Author(s): Gharasoo, M., F. Centler, I. Fetzer, M. Thullner
In: Soil Biology and Biochemistry
Year: 2014
Type: Journal / article
Full reference: Gharasoo, M., F. Centler, I. Fetzer, M. Thullner. 2014. How the chemotactic characteristics of bacteria can determine their population patterns. Soil Biology and Biochemistry 69: 346-358.

Summary

Spatial distribution of soil microorganisms is relevant for the functioning and performance of many ecosystem processes such as nutrient cycling or biodegradation of organic matters and contaminants. Beside the multitude of abiotic environmental factors controlling the distribution of microorganisms in soil systems, many microbial species exhibit chemotactic behavior by directing their movement along concentration gradients of nutrients or of chemoattractants produced by cells of their own kind.

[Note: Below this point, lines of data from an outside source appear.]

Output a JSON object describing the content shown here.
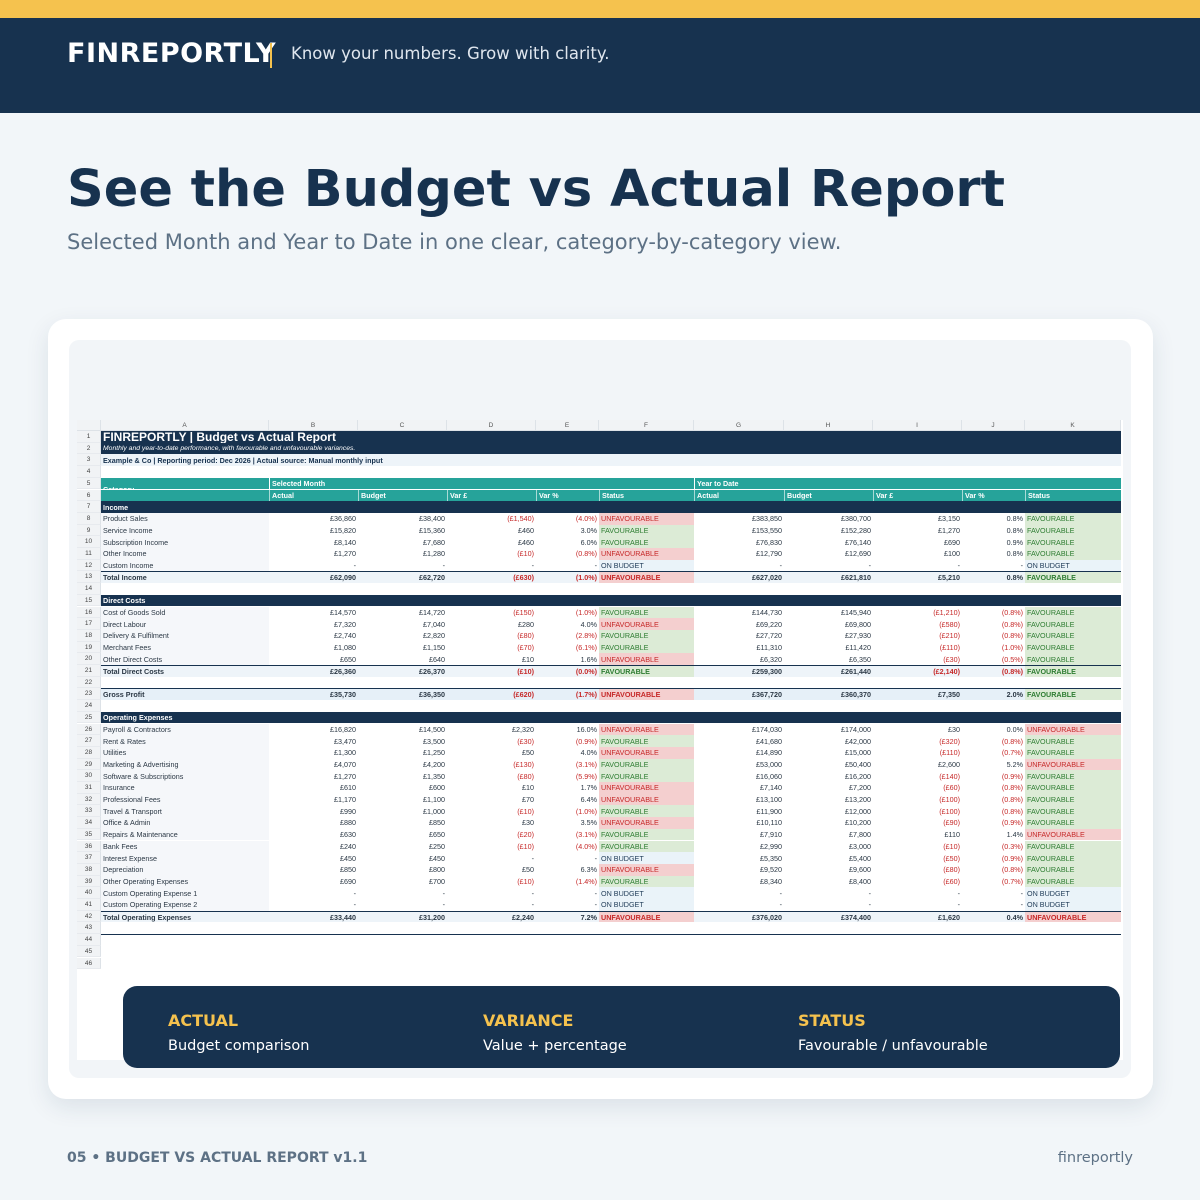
{
  "brand": {
    "logo": "FINREPORTLY",
    "tagline": "Know your numbers. Grow with clarity.",
    "accent": "#f5c24e",
    "navy": "#17324f"
  },
  "hero": {
    "title": "See the Budget vs Actual Report",
    "subtitle": "Selected Month and Year to Date in one clear, category-by-category view."
  },
  "sheet": {
    "columns": [
      "A",
      "B",
      "C",
      "D",
      "E",
      "F",
      "G",
      "H",
      "I",
      "J",
      "K"
    ],
    "title": "FINREPORTLY | Budget vs Actual Report",
    "description": "Monthly and year-to-date performance, with favourable and unfavourable variances.",
    "info": "Example & Co | Reporting period: Dec 2026 | Actual source: Manual monthly input",
    "category_header": "Category",
    "selected_month_label": "Selected Month",
    "ytd_label": "Year to Date",
    "subheaders": [
      "Actual",
      "Budget",
      "Var £",
      "Var %",
      "Status",
      "Actual",
      "Budget",
      "Var £",
      "Var %",
      "Status"
    ],
    "section_income": "Income",
    "section_direct": "Direct Costs",
    "section_opex": "Operating Expenses",
    "income_rows": [
      {
        "cat": "Product Sales",
        "a": "£36,860",
        "b": "£38,400",
        "v": "(£1,540)",
        "p": "(4.0%)",
        "s": "UNFAVOURABLE",
        "ya": "£383,850",
        "yb": "£380,700",
        "yv": "£3,150",
        "yp": "0.8%",
        "ys": "FAVOURABLE"
      },
      {
        "cat": "Service Income",
        "a": "£15,820",
        "b": "£15,360",
        "v": "£460",
        "p": "3.0%",
        "s": "FAVOURABLE",
        "ya": "£153,550",
        "yb": "£152,280",
        "yv": "£1,270",
        "yp": "0.8%",
        "ys": "FAVOURABLE"
      },
      {
        "cat": "Subscription Income",
        "a": "£8,140",
        "b": "£7,680",
        "v": "£460",
        "p": "6.0%",
        "s": "FAVOURABLE",
        "ya": "£76,830",
        "yb": "£76,140",
        "yv": "£690",
        "yp": "0.9%",
        "ys": "FAVOURABLE"
      },
      {
        "cat": "Other Income",
        "a": "£1,270",
        "b": "£1,280",
        "v": "(£10)",
        "p": "(0.8%)",
        "s": "UNFAVOURABLE",
        "ya": "£12,790",
        "yb": "£12,690",
        "yv": "£100",
        "yp": "0.8%",
        "ys": "FAVOURABLE"
      },
      {
        "cat": "Custom Income",
        "a": "-",
        "b": "-",
        "v": "-",
        "p": "-",
        "s": "ON BUDGET",
        "ya": "-",
        "yb": "-",
        "yv": "-",
        "yp": "-",
        "ys": "ON BUDGET"
      }
    ],
    "total_income": {
      "cat": "Total Income",
      "a": "£62,090",
      "b": "£62,720",
      "v": "(£630)",
      "p": "(1.0%)",
      "s": "UNFAVOURABLE",
      "ya": "£627,020",
      "yb": "£621,810",
      "yv": "£5,210",
      "yp": "0.8%",
      "ys": "FAVOURABLE"
    },
    "direct_rows": [
      {
        "cat": "Cost of Goods Sold",
        "a": "£14,570",
        "b": "£14,720",
        "v": "(£150)",
        "p": "(1.0%)",
        "s": "FAVOURABLE",
        "ya": "£144,730",
        "yb": "£145,940",
        "yv": "(£1,210)",
        "yp": "(0.8%)",
        "ys": "FAVOURABLE"
      },
      {
        "cat": "Direct Labour",
        "a": "£7,320",
        "b": "£7,040",
        "v": "£280",
        "p": "4.0%",
        "s": "UNFAVOURABLE",
        "ya": "£69,220",
        "yb": "£69,800",
        "yv": "(£580)",
        "yp": "(0.8%)",
        "ys": "FAVOURABLE"
      },
      {
        "cat": "Delivery & Fulfilment",
        "a": "£2,740",
        "b": "£2,820",
        "v": "(£80)",
        "p": "(2.8%)",
        "s": "FAVOURABLE",
        "ya": "£27,720",
        "yb": "£27,930",
        "yv": "(£210)",
        "yp": "(0.8%)",
        "ys": "FAVOURABLE"
      },
      {
        "cat": "Merchant Fees",
        "a": "£1,080",
        "b": "£1,150",
        "v": "(£70)",
        "p": "(6.1%)",
        "s": "FAVOURABLE",
        "ya": "£11,310",
        "yb": "£11,420",
        "yv": "(£110)",
        "yp": "(1.0%)",
        "ys": "FAVOURABLE"
      },
      {
        "cat": "Other Direct Costs",
        "a": "£650",
        "b": "£640",
        "v": "£10",
        "p": "1.6%",
        "s": "UNFAVOURABLE",
        "ya": "£6,320",
        "yb": "£6,350",
        "yv": "(£30)",
        "yp": "(0.5%)",
        "ys": "FAVOURABLE"
      }
    ],
    "total_direct": {
      "cat": "Total Direct Costs",
      "a": "£26,360",
      "b": "£26,370",
      "v": "(£10)",
      "p": "(0.0%)",
      "s": "FAVOURABLE",
      "ya": "£259,300",
      "yb": "£261,440",
      "yv": "(£2,140)",
      "yp": "(0.8%)",
      "ys": "FAVOURABLE"
    },
    "gross_profit": {
      "cat": "Gross Profit",
      "a": "£35,730",
      "b": "£36,350",
      "v": "(£620)",
      "p": "(1.7%)",
      "s": "UNFAVOURABLE",
      "ya": "£367,720",
      "yb": "£360,370",
      "yv": "£7,350",
      "yp": "2.0%",
      "ys": "FAVOURABLE"
    },
    "opex_rows": [
      {
        "cat": "Payroll & Contractors",
        "a": "£16,820",
        "b": "£14,500",
        "v": "£2,320",
        "p": "16.0%",
        "s": "UNFAVOURABLE",
        "ya": "£174,030",
        "yb": "£174,000",
        "yv": "£30",
        "yp": "0.0%",
        "ys": "UNFAVOURABLE"
      },
      {
        "cat": "Rent & Rates",
        "a": "£3,470",
        "b": "£3,500",
        "v": "(£30)",
        "p": "(0.9%)",
        "s": "FAVOURABLE",
        "ya": "£41,680",
        "yb": "£42,000",
        "yv": "(£320)",
        "yp": "(0.8%)",
        "ys": "FAVOURABLE"
      },
      {
        "cat": "Utilities",
        "a": "£1,300",
        "b": "£1,250",
        "v": "£50",
        "p": "4.0%",
        "s": "UNFAVOURABLE",
        "ya": "£14,890",
        "yb": "£15,000",
        "yv": "(£110)",
        "yp": "(0.7%)",
        "ys": "FAVOURABLE"
      },
      {
        "cat": "Marketing & Advertising",
        "a": "£4,070",
        "b": "£4,200",
        "v": "(£130)",
        "p": "(3.1%)",
        "s": "FAVOURABLE",
        "ya": "£53,000",
        "yb": "£50,400",
        "yv": "£2,600",
        "yp": "5.2%",
        "ys": "UNFAVOURABLE"
      },
      {
        "cat": "Software & Subscriptions",
        "a": "£1,270",
        "b": "£1,350",
        "v": "(£80)",
        "p": "(5.9%)",
        "s": "FAVOURABLE",
        "ya": "£16,060",
        "yb": "£16,200",
        "yv": "(£140)",
        "yp": "(0.9%)",
        "ys": "FAVOURABLE"
      },
      {
        "cat": "Insurance",
        "a": "£610",
        "b": "£600",
        "v": "£10",
        "p": "1.7%",
        "s": "UNFAVOURABLE",
        "ya": "£7,140",
        "yb": "£7,200",
        "yv": "(£60)",
        "yp": "(0.8%)",
        "ys": "FAVOURABLE"
      },
      {
        "cat": "Professional Fees",
        "a": "£1,170",
        "b": "£1,100",
        "v": "£70",
        "p": "6.4%",
        "s": "UNFAVOURABLE",
        "ya": "£13,100",
        "yb": "£13,200",
        "yv": "(£100)",
        "yp": "(0.8%)",
        "ys": "FAVOURABLE"
      },
      {
        "cat": "Travel & Transport",
        "a": "£990",
        "b": "£1,000",
        "v": "(£10)",
        "p": "(1.0%)",
        "s": "FAVOURABLE",
        "ya": "£11,900",
        "yb": "£12,000",
        "yv": "(£100)",
        "yp": "(0.8%)",
        "ys": "FAVOURABLE"
      },
      {
        "cat": "Office & Admin",
        "a": "£880",
        "b": "£850",
        "v": "£30",
        "p": "3.5%",
        "s": "UNFAVOURABLE",
        "ya": "£10,110",
        "yb": "£10,200",
        "yv": "(£90)",
        "yp": "(0.9%)",
        "ys": "FAVOURABLE"
      },
      {
        "cat": "Repairs & Maintenance",
        "a": "£630",
        "b": "£650",
        "v": "(£20)",
        "p": "(3.1%)",
        "s": "FAVOURABLE",
        "ya": "£7,910",
        "yb": "£7,800",
        "yv": "£110",
        "yp": "1.4%",
        "ys": "UNFAVOURABLE"
      },
      {
        "cat": "Bank Fees",
        "a": "£240",
        "b": "£250",
        "v": "(£10)",
        "p": "(4.0%)",
        "s": "FAVOURABLE",
        "ya": "£2,990",
        "yb": "£3,000",
        "yv": "(£10)",
        "yp": "(0.3%)",
        "ys": "FAVOURABLE"
      },
      {
        "cat": "Interest Expense",
        "a": "£450",
        "b": "£450",
        "v": "-",
        "p": "-",
        "s": "ON BUDGET",
        "ya": "£5,350",
        "yb": "£5,400",
        "yv": "(£50)",
        "yp": "(0.9%)",
        "ys": "FAVOURABLE"
      },
      {
        "cat": "Depreciation",
        "a": "£850",
        "b": "£800",
        "v": "£50",
        "p": "6.3%",
        "s": "UNFAVOURABLE",
        "ya": "£9,520",
        "yb": "£9,600",
        "yv": "(£80)",
        "yp": "(0.8%)",
        "ys": "FAVOURABLE"
      },
      {
        "cat": "Other Operating Expenses",
        "a": "£690",
        "b": "£700",
        "v": "(£10)",
        "p": "(1.4%)",
        "s": "FAVOURABLE",
        "ya": "£8,340",
        "yb": "£8,400",
        "yv": "(£60)",
        "yp": "(0.7%)",
        "ys": "FAVOURABLE"
      },
      {
        "cat": "Custom Operating Expense 1",
        "a": "-",
        "b": "-",
        "v": "-",
        "p": "-",
        "s": "ON BUDGET",
        "ya": "-",
        "yb": "-",
        "yv": "-",
        "yp": "-",
        "ys": "ON BUDGET"
      },
      {
        "cat": "Custom Operating Expense 2",
        "a": "-",
        "b": "-",
        "v": "-",
        "p": "-",
        "s": "ON BUDGET",
        "ya": "-",
        "yb": "-",
        "yv": "-",
        "yp": "-",
        "ys": "ON BUDGET"
      }
    ],
    "total_opex": {
      "cat": "Total Operating Expenses",
      "a": "£33,440",
      "b": "£31,200",
      "v": "£2,240",
      "p": "7.2%",
      "s": "UNFAVOURABLE",
      "ya": "£376,020",
      "yb": "£374,400",
      "yv": "£1,620",
      "yp": "0.4%",
      "ys": "UNFAVOURABLE"
    }
  },
  "overlay": [
    {
      "title": "ACTUAL",
      "desc": "Budget comparison"
    },
    {
      "title": "VARIANCE",
      "desc": "Value + percentage"
    },
    {
      "title": "STATUS",
      "desc": "Favourable / unfavourable"
    }
  ],
  "footer": {
    "left": "05  •  BUDGET VS ACTUAL REPORT v1.1",
    "right": "finreportly"
  }
}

This chemotactic ability has been shown to promote the formation of complex distribution patterns even in the absence of environmental heterogeneities. Microbial population patterns in heterogeneous soil systems might be, hence, the result of the interplay between the heterogeneous environmental conditions and the microorganisms' intrinsic pattern formation capabilities.

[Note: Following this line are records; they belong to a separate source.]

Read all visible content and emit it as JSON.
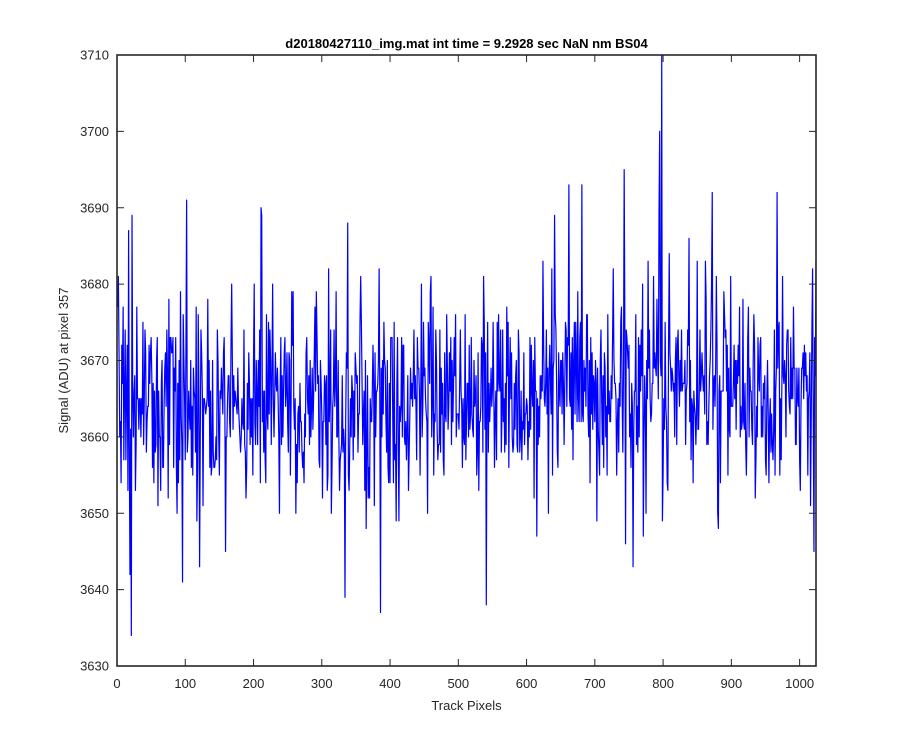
{
  "chart_data": {
    "type": "line",
    "title": "d20180427110_img.mat int time = 9.2928 sec  NaN nm BS04",
    "xlabel": "Track Pixels",
    "ylabel": "Signal (ADU) at pixel 357",
    "xlim": [
      0,
      1024
    ],
    "ylim": [
      3630,
      3710
    ],
    "xticks": [
      0,
      100,
      200,
      300,
      400,
      500,
      600,
      700,
      800,
      900,
      1000
    ],
    "yticks": [
      3630,
      3640,
      3650,
      3660,
      3670,
      3680,
      3690,
      3700,
      3710
    ],
    "grid": false,
    "legend": "none",
    "series": [
      {
        "color": "#0000ff",
        "length": 1024,
        "baseline": 3665,
        "noise_std": 7,
        "highlights": [
          {
            "x": 1,
            "y": 3681
          },
          {
            "x": 5,
            "y": 3654
          },
          {
            "x": 16,
            "y": 3687
          },
          {
            "x": 18,
            "y": 3642
          },
          {
            "x": 20,
            "y": 3634
          },
          {
            "x": 21,
            "y": 3689
          },
          {
            "x": 95,
            "y": 3641
          },
          {
            "x": 101,
            "y": 3691
          },
          {
            "x": 120,
            "y": 3643
          },
          {
            "x": 333,
            "y": 3639
          },
          {
            "x": 337,
            "y": 3688
          },
          {
            "x": 385,
            "y": 3637
          },
          {
            "x": 540,
            "y": 3638
          },
          {
            "x": 640,
            "y": 3689
          },
          {
            "x": 661,
            "y": 3693
          },
          {
            "x": 680,
            "y": 3693
          },
          {
            "x": 742,
            "y": 3695
          },
          {
            "x": 755,
            "y": 3643
          },
          {
            "x": 794,
            "y": 3700
          },
          {
            "x": 797,
            "y": 3710
          },
          {
            "x": 798,
            "y": 3649
          },
          {
            "x": 871,
            "y": 3692
          },
          {
            "x": 966,
            "y": 3692
          },
          {
            "x": 1020,
            "y": 3645
          },
          {
            "x": 1023,
            "y": 3683
          }
        ]
      }
    ]
  }
}
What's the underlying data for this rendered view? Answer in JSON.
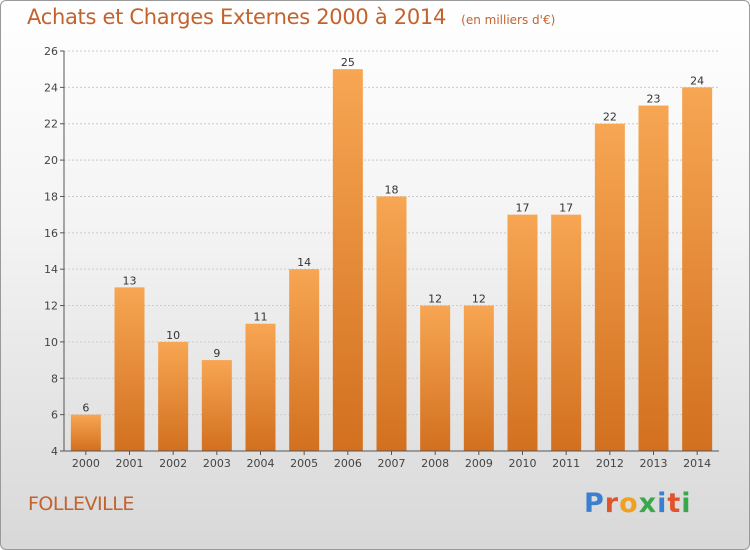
{
  "header": {
    "title": "Achats et Charges Externes 2000 à 2014",
    "unit": "(en milliers d'€)"
  },
  "footer": {
    "city": "FOLLEVILLE",
    "brand": "Proxiti",
    "brand_colors": [
      "#3a7fd0",
      "#e0542c",
      "#f0a020",
      "#3aa84a",
      "#3a7fd0",
      "#e0542c",
      "#3aa84a"
    ]
  },
  "colors": {
    "title": "#c4622d",
    "bar_top": "#f7a653",
    "bar_bottom": "#d2701f",
    "axis": "#555555",
    "grid": "#cccccc"
  },
  "chart_data": {
    "type": "bar",
    "title": "Achats et Charges Externes 2000 à 2014",
    "subtitle": "(en milliers d'€)",
    "xlabel": "",
    "ylabel": "",
    "categories": [
      "2000",
      "2001",
      "2002",
      "2003",
      "2004",
      "2005",
      "2006",
      "2007",
      "2008",
      "2009",
      "2010",
      "2011",
      "2012",
      "2013",
      "2014"
    ],
    "values": [
      6,
      13,
      10,
      9,
      11,
      14,
      25,
      18,
      12,
      12,
      17,
      17,
      22,
      23,
      24
    ],
    "ylim": [
      4,
      26
    ],
    "yticks": [
      4,
      6,
      8,
      10,
      12,
      14,
      16,
      18,
      20,
      22,
      24,
      26
    ],
    "grid": true,
    "data_labels": true
  }
}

In this modeling study, we combined an individual-based modeling approach with a reactive pore-network model to investigate the formation of bacterial patterns in homogeneous and heterogeneous porous media. We investigated the influence of different bacterial chemotactic sensitivities (toward both substrate and bacteria) on bacterial distribution patterns. The emerging population patterns were classified with the support of a geostatistical approach, and the required conditions for the formation of any specific pattern were analyzed.

Results showed that the chemotactic behavior of the bacteria leads to non-trivial population patterns even in the absence of environmental heterogeneities. The presence of structural pore scale heterogeneities had also an impact on bacterial distributions. For a range of chemotactic sensitivities, microorganisms tend to migrate preferably from larger pores toward smaller pores and the resulting distribution patterns thus resembled the heterogeneity of the pore space. The results clearly indicated that in a porous medium like soil the distribution of bacteria may not only be related to the external constraints but also to the chemotactic behavior of the bacterial cells.